Sunday, November 19, 2006

Mommy's Pantyhose wants to be a tough boy

Mommy's Pantyhose was back in the news last week.

The 'tough boy' had about as much to offer of use as usual.

Which means zip. Zilch. Zero.

He participated in a panel discussion. (We're being kind.)

The topic was US war resister Ehren Watada, the first commissioned officer to publicly refuse to deploy to the illegal war.

There were two other people on the panel besides Mommy's Pantyhose.

There was a c.o., Joshua Casteel , who spoke about the bravery required to take a stand. There was Amy Goodman who made some half-points. No, we're not slamming as her being half-informed. We're just noting that she didn't get to finish her points because Mommy's Pantyhose kept cutting her off. We won't say the obvious, we'll just say this shouldn't be surprising to anyone who paid attention to the final section of our last book review.

Goodman tried. She just couldn't get a word in.

Mommy's Pantyhose was show boating, the way he did when he was at J.P. Morgan. Oh wait. Yeah, that's where he comes from. Not the 'streets.' No, he's the Vanilla Ice of the War Hawks. Possibly he took to wearing Mommy's Pantyhose on his head to counteract that privaleged background?

Keeping it real, hommies! Keeping it real.

He knows, he was there . . .

Yeah, he used that b.s. to sell the continuation of the illegal war in 2004 and in 2005. Is it any surprise he's still selling it in 2006?

To some, maybe. He's not an "anti-warrior." Again, see the book discussion.

But what he is, besides a poser, is the Vietnam revisionary for this war. He didn't wait a decade after the war ended to start whining Rambo-esque b.s. about 'hands tied' and the 'plan' not being thought out. He cashed in on that while the war was going on. Or tried to. No one really bought his book.

But hey, he's Rachel Maddow's buddy. That should count for . . . nothing.

When he talks Iraq, he talks 'strategy,' he talks about his 'men,' he's got so much crap spilling out of his mouth, we honestly wish, instead of attempting to make a point, Amy Goodman had just handed him a roll of toilet paper, on air, and said, "Wipe."

A lot of people propped us this soft boy who seems to think he found his masculinity in Iraq. If so, would he really wear Mommy's Pantyhose on top of his head? We think not. And we don't think it's 'street' because the only 'street' he knows is Wall St. It's as laughable as another 'tough boy' who also befriended him. While 'radio tough boy' couldn't stop sniffing around his crotch, his former radio co-host (actually the host) didn't put up with Mommy's Pantyhose's crap. She called him out on air.

Mommy's Pantyhose thinks he's look 'street' when he slaps that ridiculous thing on his hand. Radio 'tough boy' is attempting to steal from African-American culture as well. He's taken to billing himself as "Unbought and Unbossed." Shirley Chisholm rolls over in her grave. What is it about this soft, little, White boys that makes them think they can raid Black culture and get away with it?

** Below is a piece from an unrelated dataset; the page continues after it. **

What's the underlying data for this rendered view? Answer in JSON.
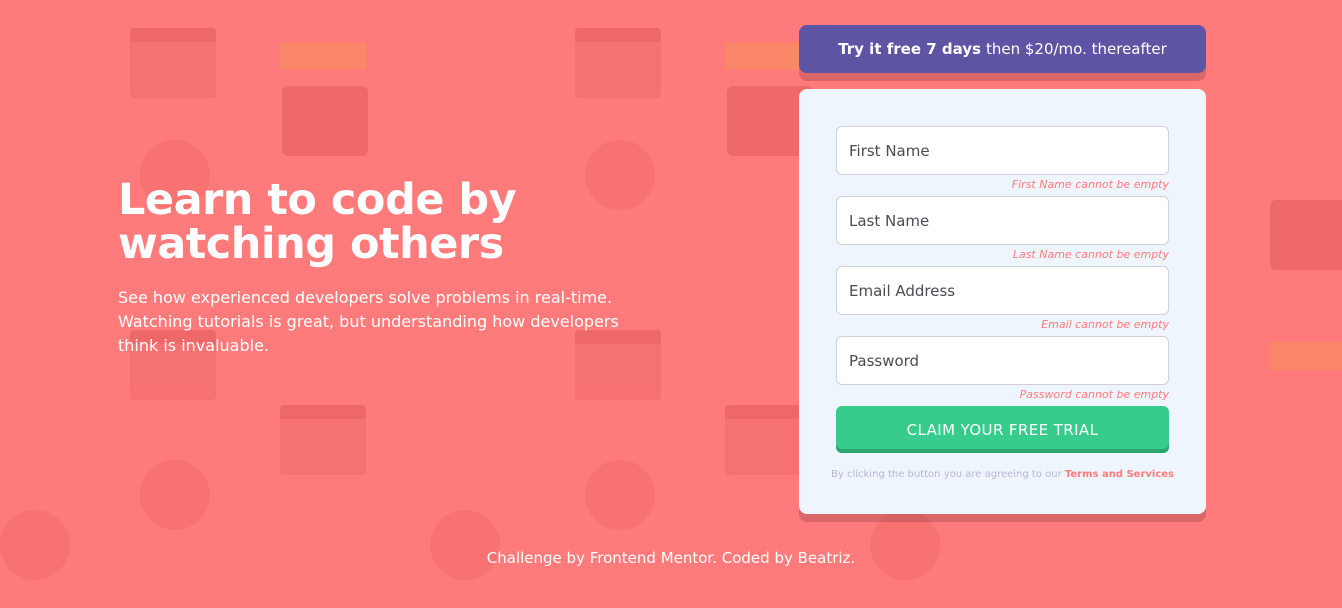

It's a soft wipes life for them . . .

Late in 2005, Rolling Stone gave Mommy's Pantyhose a platform to go after the anti-war movement and, oh, did he. Rolling Stone did manage to note that the group Mommy's Pantyhose leads wasn't participating in the September rally. They failed to note that Mommy's Pantyhose isn't about ending the war. Not a surprise when you consider the fact that the former cultural bible is so lost (and so 'centered') it's bleeding longterm subscribers like never before. Rolling Stone once made contributions, now it only issues condemnations to those who do. Jann, quit dabbling and return the magazine's soul before it's too late.

It's really past time that they all find their souls. Everyone claiming they want to end the war needs to show some committment to that and a start is by not propping up voices who advocate the continuation of the illegal war as 'anti-war,' 'peace' or 'anti-warrior.'

Mommy's Pantyhose isn't a very 'democratic' type. His argument, in the panel, was that it's up to a court to decide whether the war is illegal, that Ehren Watada should just blindly follow orders. He didn't want to hear anything from Goodman, he didn't want to hear her remarks about the impact Watada's stand (and others) is making. He just knew that a 'promise' had been made and it must be kept.

Free will does not exist in Mommy's Pantyhose's world. Personal responsibility does not exist in Mommy's Pantyhose's world.

Hot air was all he provided on the panel. The panel taking place on mainstream media, no real surprise. But independent media should think twice before they put him on as an 'anti-war' type. They should also contemplate whether someone who appears to know so little should have been given a platform in the first place. His 'argument' sounded as though it was made by someone completely unaware of the Nuremberg Trials. That should frighten everyone.